Ruling to have ripple effect

However, not only does Switzerland now have an obligation to implement this ruling, but the binding legal precedent will now also have to be considered by the other countries that are signatories to the European Convention on Human Rights. 

It is expected that the ruling on Switzerland could also reverberate beyond this, with climate litigation only on the rise. 

“It will be of great importance for further climate lawsuits against states and companies worldwide and increase their chances of success. The judgement shows citizens, judges and governments across Europe what is needed in terms of climate protection in order to respect human rights,” commented Cordelia Bähr, the lead lawyer for the Swiss Senior Women for Climate Protection.
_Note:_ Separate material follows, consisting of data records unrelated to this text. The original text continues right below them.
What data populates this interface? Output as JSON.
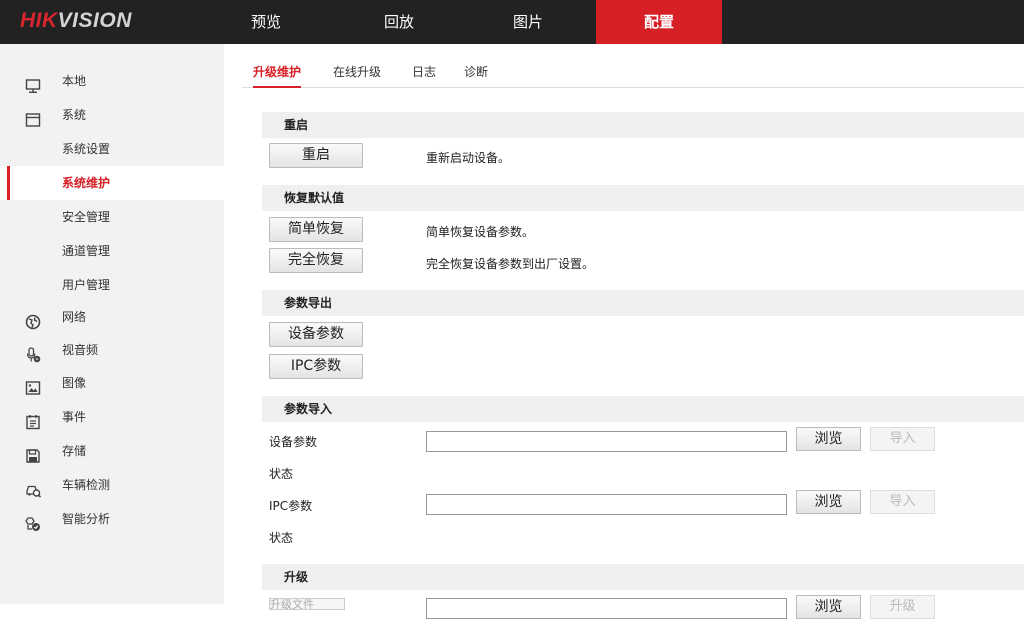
{
  "header": {
    "logo_brand": "HIK",
    "logo_rest": "VISION",
    "nav": [
      {
        "label": "预览"
      },
      {
        "label": "回放"
      },
      {
        "label": "图片"
      },
      {
        "label": "配置",
        "active": true
      }
    ]
  },
  "sidebar": {
    "items": [
      {
        "label": "本地",
        "icon": "monitor-icon"
      },
      {
        "label": "系统",
        "icon": "window-icon"
      },
      {
        "label": "系统设置"
      },
      {
        "label": "系统维护",
        "active": true
      },
      {
        "label": "安全管理"
      },
      {
        "label": "通道管理"
      },
      {
        "label": "用户管理"
      },
      {
        "label": "网络",
        "icon": "globe-icon"
      },
      {
        "label": "视音频",
        "icon": "mic-icon"
      },
      {
        "label": "图像",
        "icon": "image-icon"
      },
      {
        "label": "事件",
        "icon": "calendar-icon"
      },
      {
        "label": "存储",
        "icon": "save-icon"
      },
      {
        "label": "车辆检测",
        "icon": "car-search-icon"
      },
      {
        "label": "智能分析",
        "icon": "smart-analysis-icon"
      }
    ]
  },
  "tabs": [
    {
      "label": "升级维护",
      "active": true
    },
    {
      "label": "在线升级"
    },
    {
      "label": "日志"
    },
    {
      "label": "诊断"
    }
  ],
  "sections": {
    "reboot": {
      "title": "重启",
      "button": "重启",
      "desc": "重新启动设备。"
    },
    "restore": {
      "title": "恢复默认值",
      "simple_button": "简单恢复",
      "simple_desc": "简单恢复设备参数。",
      "full_button": "完全恢复",
      "full_desc": "完全恢复设备参数到出厂设置。"
    },
    "export": {
      "title": "参数导出",
      "device_button": "设备参数",
      "ipc_button": "IPC参数"
    },
    "import": {
      "title": "参数导入",
      "device_label": "设备参数",
      "device_status_label": "状态",
      "ipc_label": "IPC参数",
      "ipc_status_label": "状态",
      "browse_label": "浏览",
      "import_label": "导入"
    },
    "upgrade": {
      "title": "升级",
      "file_label": "升级文件",
      "browse_label": "浏览",
      "upgrade_label": "升级"
    }
  },
  "colors": {
    "accent": "#d71f26",
    "topbar": "#222222",
    "sidebar": "#f2f2f2",
    "section_header": "#efefef"
  }
}
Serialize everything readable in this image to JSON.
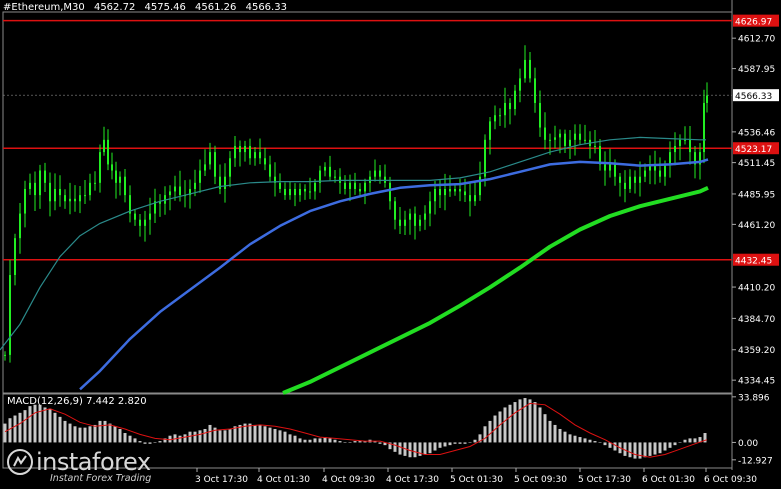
{
  "header": {
    "symbol": "#Ethereum,M30",
    "open": "4562.72",
    "high": "4575.46",
    "low": "4561.26",
    "close": "4566.33"
  },
  "colors": {
    "background": "#000000",
    "candles": "#22ee22",
    "sma_slow": "#22dd22",
    "sma_mid": "#3d6ce0",
    "sma_fast": "#2a8a8a",
    "level_lines": "#dd1111",
    "macd_hist": "#c8c8c8",
    "macd_signal": "#dd1111"
  },
  "watermark": {
    "name": "instaforex",
    "tagline": "Instant Forex Trading"
  },
  "macd": {
    "label": "MACD(12,26,9) 7.442 2.820",
    "ylim": [
      -19.0,
      36.0
    ],
    "axis_labels": [
      "33.896",
      "0.00",
      "-12.927"
    ]
  },
  "chart_data": {
    "type": "candlestick",
    "title": "#Ethereum,M30",
    "ylim": [
      4324.0,
      4634.0
    ],
    "y_tick_labels": [
      "4612.70",
      "4587.95",
      "4536.46",
      "4511.45",
      "4485.95",
      "4461.20",
      "4410.20",
      "4384.70",
      "4359.20",
      "4334.45"
    ],
    "x_tick_labels": [
      "3 Oct 17:30",
      "4 Oct 01:30",
      "4 Oct 09:30",
      "4 Oct 17:30",
      "5 Oct 01:30",
      "5 Oct 09:30",
      "5 Oct 17:30",
      "6 Oct 01:30",
      "6 Oct 09:30"
    ],
    "horizontal_levels": [
      {
        "value": 4626.97,
        "label": "4626.97"
      },
      {
        "value": 4523.17,
        "label": "4523.17"
      },
      {
        "value": 4432.45,
        "label": "4432.45"
      }
    ],
    "current_price": {
      "value": 4566.33,
      "label": "4566.33"
    },
    "moving_averages": [
      {
        "series": "sma_fast",
        "values": [
          [
            0,
            4359
          ],
          [
            20,
            4380
          ],
          [
            40,
            4410
          ],
          [
            60,
            4435
          ],
          [
            80,
            4452
          ],
          [
            100,
            4462
          ],
          [
            130,
            4472
          ],
          [
            160,
            4480
          ],
          [
            190,
            4486
          ],
          [
            220,
            4492
          ],
          [
            250,
            4495
          ],
          [
            280,
            4496
          ],
          [
            310,
            4496
          ],
          [
            340,
            4497
          ],
          [
            370,
            4497
          ],
          [
            400,
            4497
          ],
          [
            430,
            4497
          ],
          [
            460,
            4499
          ],
          [
            490,
            4504
          ],
          [
            520,
            4512
          ],
          [
            550,
            4520
          ],
          [
            580,
            4526
          ],
          [
            610,
            4530
          ],
          [
            640,
            4532
          ],
          [
            670,
            4531
          ],
          [
            700,
            4530
          ],
          [
            706,
            4530
          ]
        ]
      },
      {
        "series": "sma_mid",
        "values": [
          [
            80,
            4327
          ],
          [
            100,
            4342
          ],
          [
            130,
            4368
          ],
          [
            160,
            4390
          ],
          [
            190,
            4408
          ],
          [
            220,
            4426
          ],
          [
            250,
            4445
          ],
          [
            280,
            4460
          ],
          [
            310,
            4472
          ],
          [
            340,
            4480
          ],
          [
            370,
            4486
          ],
          [
            400,
            4491
          ],
          [
            430,
            4493
          ],
          [
            460,
            4494
          ],
          [
            490,
            4498
          ],
          [
            520,
            4504
          ],
          [
            550,
            4510
          ],
          [
            580,
            4512
          ],
          [
            610,
            4511
          ],
          [
            640,
            4509
          ],
          [
            670,
            4510
          ],
          [
            700,
            4512
          ],
          [
            708,
            4514
          ]
        ]
      },
      {
        "series": "sma_slow",
        "values": [
          [
            283,
            4324
          ],
          [
            310,
            4333
          ],
          [
            340,
            4345
          ],
          [
            370,
            4357
          ],
          [
            400,
            4369
          ],
          [
            430,
            4381
          ],
          [
            460,
            4395
          ],
          [
            490,
            4410
          ],
          [
            520,
            4426
          ],
          [
            550,
            4443
          ],
          [
            580,
            4457
          ],
          [
            610,
            4468
          ],
          [
            640,
            4476
          ],
          [
            670,
            4482
          ],
          [
            700,
            4488
          ],
          [
            708,
            4491
          ]
        ]
      }
    ],
    "candles_ohlc_approx": "generated series following the visible price path",
    "price_path": [
      [
        5,
        4355
      ],
      [
        10,
        4420
      ],
      [
        15,
        4450
      ],
      [
        20,
        4470
      ],
      [
        25,
        4490
      ],
      [
        30,
        4495
      ],
      [
        35,
        4485
      ],
      [
        40,
        4505
      ],
      [
        45,
        4495
      ],
      [
        50,
        4480
      ],
      [
        55,
        4490
      ],
      [
        60,
        4485
      ],
      [
        65,
        4480
      ],
      [
        70,
        4482
      ],
      [
        75,
        4480
      ],
      [
        80,
        4485
      ],
      [
        85,
        4485
      ],
      [
        90,
        4495
      ],
      [
        95,
        4495
      ],
      [
        100,
        4520
      ],
      [
        104,
        4530
      ],
      [
        108,
        4510
      ],
      [
        112,
        4505
      ],
      [
        116,
        4495
      ],
      [
        120,
        4500
      ],
      [
        125,
        4485
      ],
      [
        130,
        4470
      ],
      [
        135,
        4465
      ],
      [
        140,
        4460
      ],
      [
        145,
        4465
      ],
      [
        150,
        4470
      ],
      [
        155,
        4480
      ],
      [
        160,
        4478
      ],
      [
        165,
        4485
      ],
      [
        170,
        4488
      ],
      [
        175,
        4492
      ],
      [
        180,
        4485
      ],
      [
        185,
        4485
      ],
      [
        190,
        4490
      ],
      [
        195,
        4495
      ],
      [
        200,
        4505
      ],
      [
        205,
        4510
      ],
      [
        210,
        4520
      ],
      [
        215,
        4500
      ],
      [
        220,
        4490
      ],
      [
        225,
        4500
      ],
      [
        230,
        4515
      ],
      [
        235,
        4525
      ],
      [
        240,
        4520
      ],
      [
        245,
        4525
      ],
      [
        250,
        4515
      ],
      [
        255,
        4520
      ],
      [
        260,
        4515
      ],
      [
        265,
        4510
      ],
      [
        270,
        4500
      ],
      [
        275,
        4495
      ],
      [
        280,
        4490
      ],
      [
        285,
        4485
      ],
      [
        290,
        4490
      ],
      [
        295,
        4485
      ],
      [
        300,
        4490
      ],
      [
        305,
        4488
      ],
      [
        310,
        4488
      ],
      [
        315,
        4495
      ],
      [
        320,
        4505
      ],
      [
        325,
        4508
      ],
      [
        330,
        4500
      ],
      [
        335,
        4500
      ],
      [
        340,
        4495
      ],
      [
        345,
        4490
      ],
      [
        350,
        4495
      ],
      [
        355,
        4490
      ],
      [
        360,
        4488
      ],
      [
        365,
        4495
      ],
      [
        370,
        4500
      ],
      [
        375,
        4505
      ],
      [
        380,
        4500
      ],
      [
        385,
        4495
      ],
      [
        390,
        4480
      ],
      [
        395,
        4465
      ],
      [
        400,
        4460
      ],
      [
        405,
        4465
      ],
      [
        410,
        4470
      ],
      [
        415,
        4460
      ],
      [
        420,
        4465
      ],
      [
        425,
        4470
      ],
      [
        430,
        4480
      ],
      [
        435,
        4490
      ],
      [
        440,
        4485
      ],
      [
        445,
        4490
      ],
      [
        450,
        4488
      ],
      [
        455,
        4490
      ],
      [
        460,
        4488
      ],
      [
        465,
        4485
      ],
      [
        470,
        4480
      ],
      [
        475,
        4485
      ],
      [
        480,
        4500
      ],
      [
        485,
        4530
      ],
      [
        490,
        4545
      ],
      [
        495,
        4550
      ],
      [
        500,
        4550
      ],
      [
        505,
        4560
      ],
      [
        510,
        4555
      ],
      [
        515,
        4570
      ],
      [
        520,
        4580
      ],
      [
        525,
        4595
      ],
      [
        530,
        4580
      ],
      [
        535,
        4560
      ],
      [
        540,
        4540
      ],
      [
        545,
        4530
      ],
      [
        550,
        4530
      ],
      [
        555,
        4532
      ],
      [
        560,
        4535
      ],
      [
        565,
        4525
      ],
      [
        570,
        4530
      ],
      [
        575,
        4535
      ],
      [
        580,
        4530
      ],
      [
        585,
        4530
      ],
      [
        590,
        4525
      ],
      [
        595,
        4525
      ],
      [
        600,
        4510
      ],
      [
        605,
        4505
      ],
      [
        610,
        4510
      ],
      [
        615,
        4500
      ],
      [
        620,
        4495
      ],
      [
        625,
        4490
      ],
      [
        630,
        4500
      ],
      [
        635,
        4495
      ],
      [
        640,
        4500
      ],
      [
        645,
        4505
      ],
      [
        650,
        4510
      ],
      [
        655,
        4505
      ],
      [
        660,
        4500
      ],
      [
        665,
        4510
      ],
      [
        670,
        4520
      ],
      [
        675,
        4525
      ],
      [
        680,
        4530
      ],
      [
        685,
        4530
      ],
      [
        690,
        4520
      ],
      [
        695,
        4510
      ],
      [
        700,
        4520
      ],
      [
        704,
        4560
      ],
      [
        707,
        4566
      ]
    ],
    "macd_histogram": [
      [
        5,
        14
      ],
      [
        10,
        18
      ],
      [
        15,
        20
      ],
      [
        20,
        22
      ],
      [
        25,
        24
      ],
      [
        30,
        27
      ],
      [
        35,
        28
      ],
      [
        40,
        28
      ],
      [
        45,
        26
      ],
      [
        50,
        25
      ],
      [
        55,
        22
      ],
      [
        60,
        19
      ],
      [
        65,
        16
      ],
      [
        70,
        14
      ],
      [
        75,
        12
      ],
      [
        80,
        11
      ],
      [
        85,
        11
      ],
      [
        90,
        12
      ],
      [
        95,
        13
      ],
      [
        100,
        16
      ],
      [
        105,
        16
      ],
      [
        110,
        14
      ],
      [
        115,
        12
      ],
      [
        120,
        10
      ],
      [
        125,
        7
      ],
      [
        130,
        5
      ],
      [
        135,
        3
      ],
      [
        140,
        1
      ],
      [
        145,
        -1
      ],
      [
        150,
        -1
      ],
      [
        155,
        0
      ],
      [
        160,
        1
      ],
      [
        165,
        3
      ],
      [
        170,
        5
      ],
      [
        175,
        6
      ],
      [
        180,
        5
      ],
      [
        185,
        6
      ],
      [
        190,
        8
      ],
      [
        195,
        8
      ],
      [
        200,
        9
      ],
      [
        205,
        10
      ],
      [
        210,
        13
      ],
      [
        215,
        11
      ],
      [
        220,
        9
      ],
      [
        225,
        9
      ],
      [
        230,
        10
      ],
      [
        235,
        12
      ],
      [
        240,
        13
      ],
      [
        245,
        14
      ],
      [
        250,
        14
      ],
      [
        255,
        13
      ],
      [
        260,
        13
      ],
      [
        265,
        12
      ],
      [
        270,
        11
      ],
      [
        275,
        10
      ],
      [
        280,
        9
      ],
      [
        285,
        8
      ],
      [
        290,
        6
      ],
      [
        295,
        5
      ],
      [
        300,
        3
      ],
      [
        305,
        2
      ],
      [
        310,
        2
      ],
      [
        315,
        3
      ],
      [
        320,
        3
      ],
      [
        325,
        4
      ],
      [
        330,
        3
      ],
      [
        335,
        2
      ],
      [
        340,
        1
      ],
      [
        345,
        0
      ],
      [
        350,
        0
      ],
      [
        355,
        1
      ],
      [
        360,
        1
      ],
      [
        365,
        1
      ],
      [
        370,
        2
      ],
      [
        375,
        1
      ],
      [
        380,
        -1
      ],
      [
        385,
        -2
      ],
      [
        390,
        -5
      ],
      [
        395,
        -7
      ],
      [
        400,
        -9
      ],
      [
        405,
        -10
      ],
      [
        410,
        -11
      ],
      [
        415,
        -11
      ],
      [
        420,
        -10
      ],
      [
        425,
        -9
      ],
      [
        430,
        -8
      ],
      [
        435,
        -6
      ],
      [
        440,
        -4
      ],
      [
        445,
        -3
      ],
      [
        450,
        -2
      ],
      [
        455,
        -1
      ],
      [
        460,
        -1
      ],
      [
        465,
        -1
      ],
      [
        470,
        0
      ],
      [
        475,
        2
      ],
      [
        480,
        6
      ],
      [
        485,
        12
      ],
      [
        490,
        16
      ],
      [
        495,
        20
      ],
      [
        500,
        23
      ],
      [
        505,
        26
      ],
      [
        510,
        28
      ],
      [
        515,
        30
      ],
      [
        520,
        32
      ],
      [
        525,
        33
      ],
      [
        530,
        32
      ],
      [
        535,
        30
      ],
      [
        540,
        26
      ],
      [
        545,
        21
      ],
      [
        550,
        16
      ],
      [
        555,
        13
      ],
      [
        560,
        10
      ],
      [
        565,
        8
      ],
      [
        570,
        6
      ],
      [
        575,
        5
      ],
      [
        580,
        4
      ],
      [
        585,
        3
      ],
      [
        590,
        2
      ],
      [
        595,
        1
      ],
      [
        600,
        0
      ],
      [
        605,
        -2
      ],
      [
        610,
        -4
      ],
      [
        615,
        -6
      ],
      [
        620,
        -8
      ],
      [
        625,
        -10
      ],
      [
        630,
        -11
      ],
      [
        635,
        -12
      ],
      [
        640,
        -12
      ],
      [
        645,
        -11
      ],
      [
        650,
        -10
      ],
      [
        655,
        -9
      ],
      [
        660,
        -8
      ],
      [
        665,
        -6
      ],
      [
        670,
        -4
      ],
      [
        675,
        -2
      ],
      [
        680,
        0
      ],
      [
        685,
        2
      ],
      [
        690,
        3
      ],
      [
        695,
        3
      ],
      [
        700,
        4
      ],
      [
        705,
        7
      ]
    ],
    "macd_signal": [
      [
        5,
        8
      ],
      [
        20,
        14
      ],
      [
        35,
        22
      ],
      [
        50,
        25
      ],
      [
        65,
        21
      ],
      [
        80,
        15
      ],
      [
        95,
        12
      ],
      [
        110,
        13
      ],
      [
        125,
        10
      ],
      [
        140,
        6
      ],
      [
        155,
        3
      ],
      [
        170,
        2
      ],
      [
        185,
        4
      ],
      [
        200,
        6
      ],
      [
        215,
        9
      ],
      [
        230,
        10
      ],
      [
        245,
        12
      ],
      [
        260,
        13
      ],
      [
        275,
        12
      ],
      [
        290,
        10
      ],
      [
        305,
        7
      ],
      [
        320,
        4
      ],
      [
        335,
        3
      ],
      [
        350,
        2
      ],
      [
        365,
        1
      ],
      [
        380,
        1
      ],
      [
        395,
        -2
      ],
      [
        410,
        -6
      ],
      [
        425,
        -9
      ],
      [
        440,
        -9
      ],
      [
        455,
        -6
      ],
      [
        470,
        -3
      ],
      [
        485,
        3
      ],
      [
        500,
        13
      ],
      [
        515,
        22
      ],
      [
        530,
        29
      ],
      [
        545,
        28
      ],
      [
        560,
        21
      ],
      [
        575,
        13
      ],
      [
        590,
        7
      ],
      [
        605,
        2
      ],
      [
        620,
        -4
      ],
      [
        635,
        -9
      ],
      [
        650,
        -11
      ],
      [
        665,
        -9
      ],
      [
        680,
        -5
      ],
      [
        695,
        -1
      ],
      [
        707,
        2
      ]
    ]
  }
}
Speaking on the case, Elisabeth Stern, a member of the KlimaSeniorinnen, told BBC News: “We know statistically that in 10 years we will be gone. So whatever we do now, we are not doing for ourselves, but for the sake of our children and our children’s children.”

This was echoed by Co-President of the Swiss Senior Women for Climate Protection, Rosmarie Wydler-Wälti, who said: “This ruling is not just a victory for the Senior Women for Climate Protection. Our victory is a victory for all generations. Especially for the Portuguese youth, whose generation will be beneficiaries of a long-term improved climate. The presence of the young people in the courtroom showed the judges the face of human rights for the future.” 

Swedish climate campaigner Greta Thunberg also joined the women at the Court in Strasbourg this week and said that this is “only the beginning of climate litigation.” 

Case sparks backlash

However, alongside the celebrations, a number of parties have criticised the ruling, claiming the politicisation of the Court. 

In a statement, the right-wing Swiss People’s Party called the ruling a “scandal.”

“Ideology and denial of reality clearly reign in European courthouses. The role of the courts is to rule the law and not to play politics,” the post from UDC Suisse read. 

Similarly, the Swiss paper Neue Zuercher Zeitung (NZZ) described the ruling as “activist jurisprudence”: “Absurd verdict against Switzerland: Strasbourg pursues climate policy from the judges’ bench,” the newspaper wrote.

The Swiss President, Viola Amherd was quoted as saying: “I would like to know what the grounds for it are. Sustainability is very important to Switzerland, biodiversity is very important to Switzerland, the net zero target is very important to Switzerland. We are working on those and will continue to work on them with all our strength. This ruling does nothing to change that.”

The ruling has also stirred grumblings in the UK. Claire Coutinho, the Secretary of State for Energy Security and Net Zero, called the ruling “concerning” in a post on (formerly Twitter) and inferred that Strasbourg judges had overstepped in their decision. 

“Elected politicians are best placed to make those decisions,” said Coutinho. Immigration Minister Robert Jenrick echoed this, dubbing the decision “profoundly undemocratic.”

Further, according to some reports, following the ruling, senior Conservatives called on Rishi Sunak to “take Britain out of the European Convention on Human Rights (ECHR).”

Against this backdrop of backlash is data that people want accelerated action on climate from governments. Indeed, a recent survey by Gallup, published in Nature Climate Change, found that of 130,000 people from 125 countries it polled, 89 per cent want stronger climate action by governments. This year is also the biggest electoral year in history, the outcomes of which will undoubtedly shape climate policy. 

In a speech at London’s Chatham House yesterday, UN climate chief Simon Stiell alluded to this fact. 

“The only surefire way to get climate at the top of the cabinet agenda is if enough people raise their voices,” said Stiell, who called on “ordinary people everywhere to take action: “Every voice matters. Yours have never been more important. If you want bolder climate action, now is the time to make yours count.”